Breathing: The Underestimated Mobility Tool
One of the most practical takeaways: mobility often starts with breathing.
Jerry teaches 3D breathing (not just belly breathing) to create rib cage expansion in the front, back, and sides—helping support shoulder and pelvic mobility. He also emphasizes staying relaxed through the neck and shoulders while breathing.
A Fast Tool for Anxiety or Race Jitters: The “Stacked Inhale”
Jerry shares an Andrew Huberman-inspired technique: take a sharp inhale through the nose, then a second small inhale “on top,” followed by a long exhale. He notes it can rapidly bring heart rate down and calm the nervous system.
Warm-Up and Cool-Down: Non-Negotiables for Athletes Over 40
Jerry explains that many injuries he sees come down to insufficient warm-ups and poor transitions between intensity and rest. He personally needs 15–20 minutes to feel prepared, and suggests athletes treat warm-up as part of training—not an optional add-on.

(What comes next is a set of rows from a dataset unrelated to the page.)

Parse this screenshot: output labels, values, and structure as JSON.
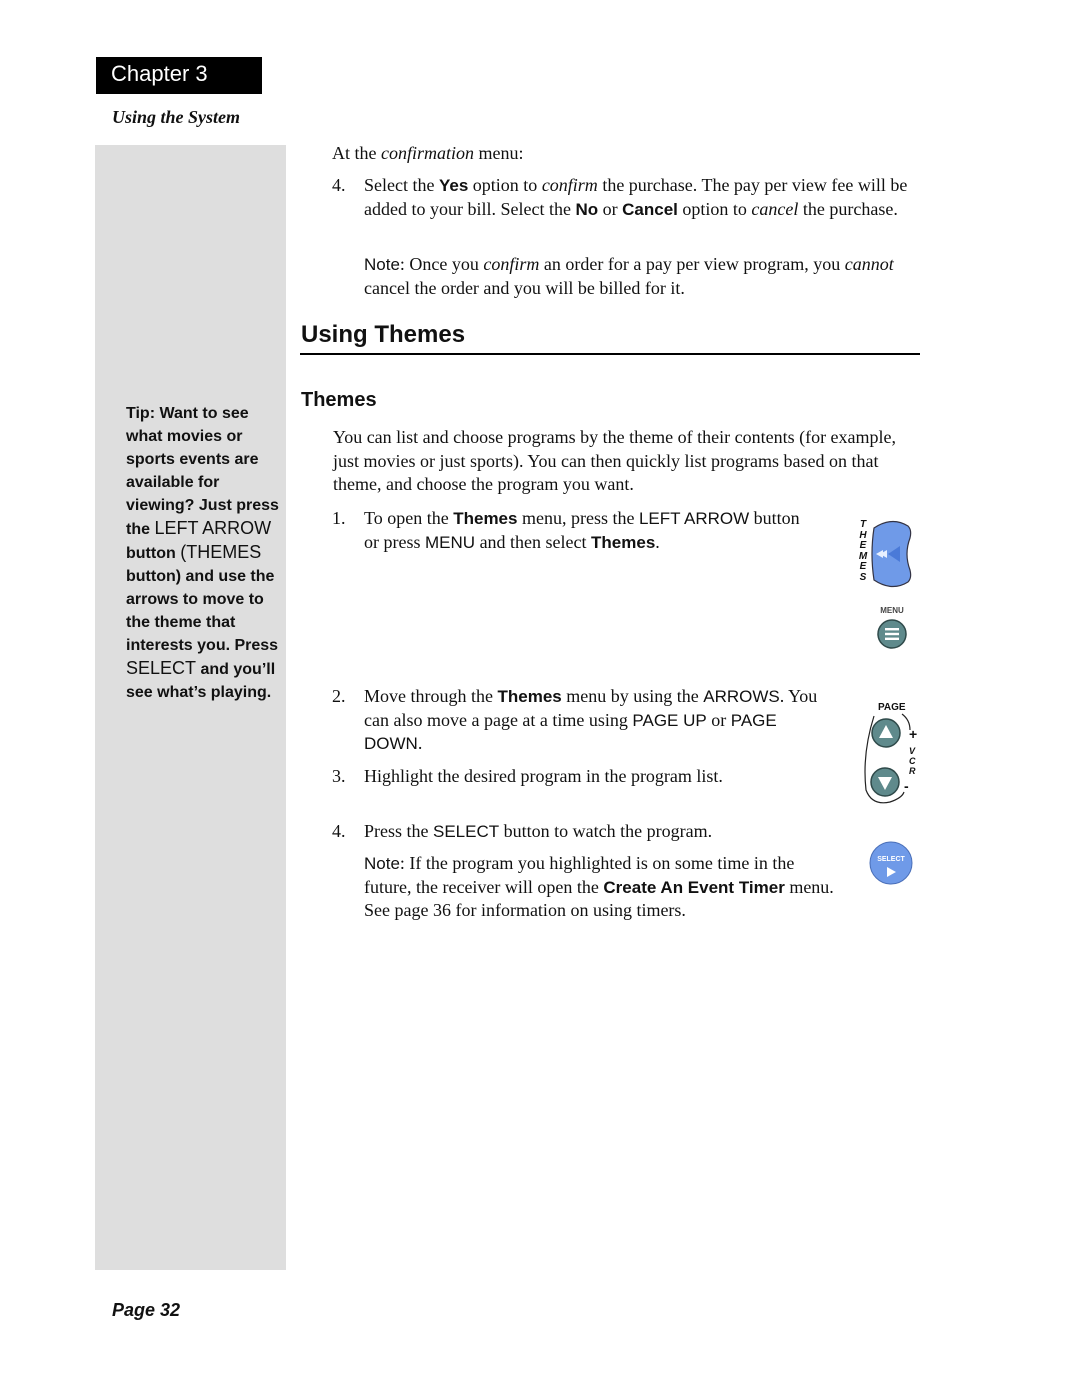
{
  "header": {
    "chapter": "Chapter 3",
    "section": "Using the System"
  },
  "sidebar": {
    "tip_parts": [
      "Tip: Want to see what movies or sports events are available for viewing? Just press the ",
      "LEFT ARROW",
      " button ",
      "(THEMES",
      " button) and use the arrows to move to the theme that interests you. Press ",
      "SELECT",
      " and you’ll see what’s playing."
    ]
  },
  "confirmation": {
    "intro_a": "At the ",
    "intro_em": "confirmation",
    "intro_b": " menu:",
    "step": {
      "num": "4.",
      "t1": "Select the ",
      "yes": "Yes",
      "t2": " option to ",
      "confirm_em": "confirm",
      "t3": " the purchase. The pay per view fee will be added to your bill. Select the ",
      "no": "No",
      "t4": " or ",
      "cancel": "Cancel",
      "t5": " option to ",
      "cancel_em": "cancel",
      "t6": " the purchase."
    },
    "note": {
      "label": "Note",
      "t1": ": Once you ",
      "confirm_em": "confirm",
      "t2": " an order for a pay per view program, you ",
      "cannot_em": "cannot",
      "t3": " cancel the order and you will be billed for it."
    }
  },
  "section": {
    "title": "Using Themes",
    "subtitle": "Themes",
    "intro": "You can list and choose programs by the theme of their contents (for example, just movies or just sports). You can then quickly list programs based on that theme, and choose the program you want."
  },
  "steps": [
    {
      "num": "1.",
      "parts": [
        "To open the ",
        "Themes",
        " menu, press the ",
        "LEFT ARROW",
        " button or press ",
        "MENU",
        " and then select ",
        "Themes",
        "."
      ]
    },
    {
      "num": "2.",
      "parts": [
        "Move through the ",
        "Themes",
        " menu by using the ",
        "ARROWS",
        ". You can also move a page at a time using ",
        "PAGE UP",
        " or ",
        "PAGE DOWN",
        "."
      ]
    },
    {
      "num": "3.",
      "text": "Highlight the desired program in the program list."
    },
    {
      "num": "4.",
      "parts": [
        "Press the ",
        "SELECT",
        " button to watch the program."
      ]
    }
  ],
  "final_note": {
    "label": "Note",
    "t1": ": If the program you highlighted is on some time in the future, the receiver will open the ",
    "menu": "Create An Event Timer",
    "t2": " menu. See page 36 for information on using timers."
  },
  "icons": {
    "themes_label": "THEMES",
    "menu_label": "MENU",
    "page_label": "PAGE",
    "vcr_label": "VCR",
    "plus": "+",
    "minus": "-",
    "select_label": "SELECT",
    "blue": "#6f9ae8",
    "teal": "#5f8a8c"
  },
  "footer": {
    "page": "Page 32"
  }
}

He also highlights the importance of cooling down to help the body shift out of high intensity and recover well—along with post-workout nutrition (carbs + protein).
Strength Training: Essential for Endurance Performance and Longevity
Jerry calls out a common endurance-athlete trap: “I’ll strength train when I have time.”
Instead, he stresses strength must be part of the plan—progressively loading over time (not staying with the same light weights forever). He shares his own experience of gaining muscle in his 40s/50s and still hitting performance PRs later in life.
How to Contact Dr. Jerry Yoo / Next Level Physio
- Website: nlphysio.com
- Instagram: @drjerryYoo
- Instagram (clinic): @nextlevelphysiopt
- YouTube: Next Level Physio
Jerry notes Next Level Physio has locations in New Jersey and in the Cary/Raleigh area, and offers a free assessment for The Endurance Edge community as a way to give back.
Final Takeaways: Be Active and Amazing for Life
Jerry’s three part advice:
- Connect your training to a bigger purpose (family, independence, quality of life)
- Make strength + mobility part of your training (not optional)
- Support your training with sleep, nutrition, and stress management
Train for performance, yes—but also for health span. That’s how you stay active for decades.